You let them down by not making their hero real. They may not realize they are
doing this, and maybe you don’t either. Because you can’t be another person’s
hero, and because you cannot be your own hero, criticism from other’s may add
to how much you focus on the flaws that make you different then a super hero. This
added pressure from friends and family, who are wanting someone to rescue their
hero, makes it even more difficult to see the wonderful attributes that make
your imperfections important to your authentic being.
4.
How to I
become OK with my authentic self? Put the fairytale in its place. I would
bet that if we were to discuss the Disney movie “Aladdin”, and if I were to ask
you for a gene or a magic carpet ride, you would laugh and think I was joking.

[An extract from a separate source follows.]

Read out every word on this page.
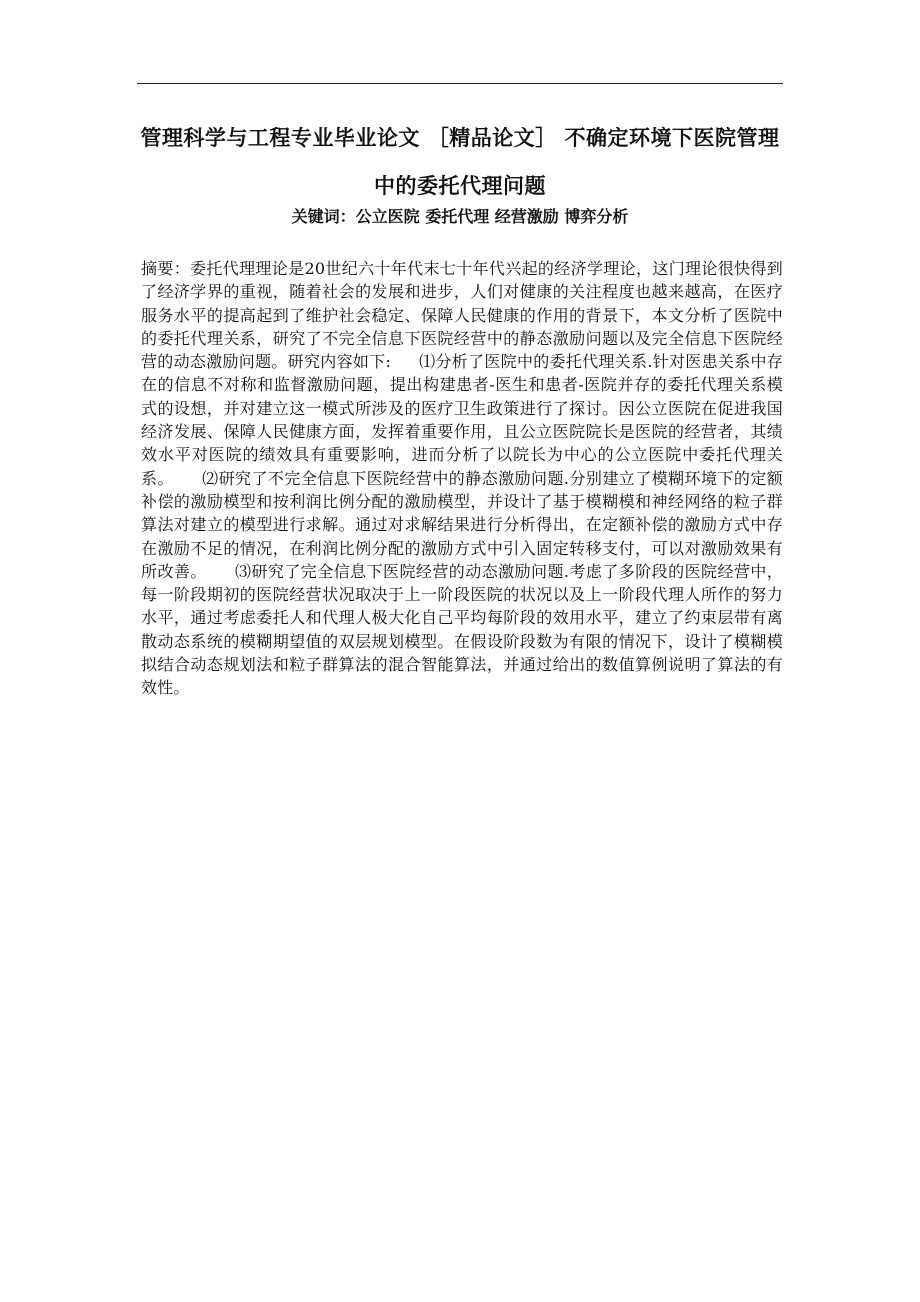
管理科学与工程专业毕业论文 ［精品论文］ 不确定环境下医院管理中的委托代理问题

关键词：公立医院 委托代理 经营激励 博弈分析

摘要：委托代理理论是20世纪六十年代末七十年代兴起的经济学理论，这门理论很快得到了经济学界的重视，随着社会的发展和进步，人们对健康的关注程度也越来越高，在医疗服务水平的提高起到了维护社会稳定、保障人民健康的作用的背景下，本文分析了医院中的委托代理关系，研究了不完全信息下医院经营中的静态激励问题以及完全信息下医院经营的动态激励问题。研究内容如下: ⑴分析了医院中的委托代理关系.针对医患关系中存在的信息不对称和监督激励问题，提出构建患者-医生和患者-医院并存的委托代理关系模式的设想，并对建立这一模式所涉及的医疗卫生政策进行了探讨。因公立医院在促进我国经济发展、保障人民健康方面，发挥着重要作用，且公立医院院长是医院的经营者，其绩效水平对医院的绩效具有重要影响，进而分析了以院长为中心的公立医院中委托代理关系。 ⑵研究了不完全信息下医院经营中的静态激励问题.分别建立了模糊环境下的定额补偿的激励模型和按利润比例分配的激励模型，并设计了基于模糊模和神经网络的粒子群算法对建立的模型进行求解。通过对求解结果进行分析得出，在定额补偿的激励方式中存在激励不足的情况，在利润比例分配的激励方式中引入固定转移支付，可以对激励效果有所改善。 ⑶研究了完全信息下医院经营的动态激励问题.考虑了多阶段的医院经营中，每一阶段期初的医院经营状况取决于上一阶段医院的状况以及上一阶段代理人所作的努力水平，通过考虑委托人和代理人极大化自己平均每阶段的效用水平，建立了约束层带有离散动态系统的模糊期望值的双层规划模型。在假设阶段数为有限的情况下，设计了模糊模拟结合动态规划法和粒子群算法的混合智能算法，并通过给出的数值算例说明了算法的有效性。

If I became angry, because you could not produce what I had ask, you might wonder
if I was trying to play a practical joke, or if maybe I had lost my mind. Yet,
if I asked you to be like my superhero, and then became angry because something
you were doing, saying, or wearing was not what my superhero was like, you may
instead feel angry, defeated, or less than OK. Why is my superhero any more
powerful to you than a fantasy request from a Disney movie? You are not a
Disney character. You are real, and your life is real. Your flaws have become
measures of how you function, and how you are connected to your world. Someday,
I would like to be caught up on laundry. Someday I may evaluate my system, and
figure out how to accomplish quandary organization in the mists of my unique
roles and contributions to the world. But weather I am as good as Super Laundry
Queen or not, does not change the unconditional value of my authentic self. My
authentic self is valuable regardless of my dirty laundry. My dirty laundry is
just dirty laundry. It is not me, and it is not you.
5.
Two Books that I recommend in order to
gain understanding on authentic being and peace: “The Power of Now” Eckhart
Tolle and “The Four Agreements” Don Miguel Ruiz.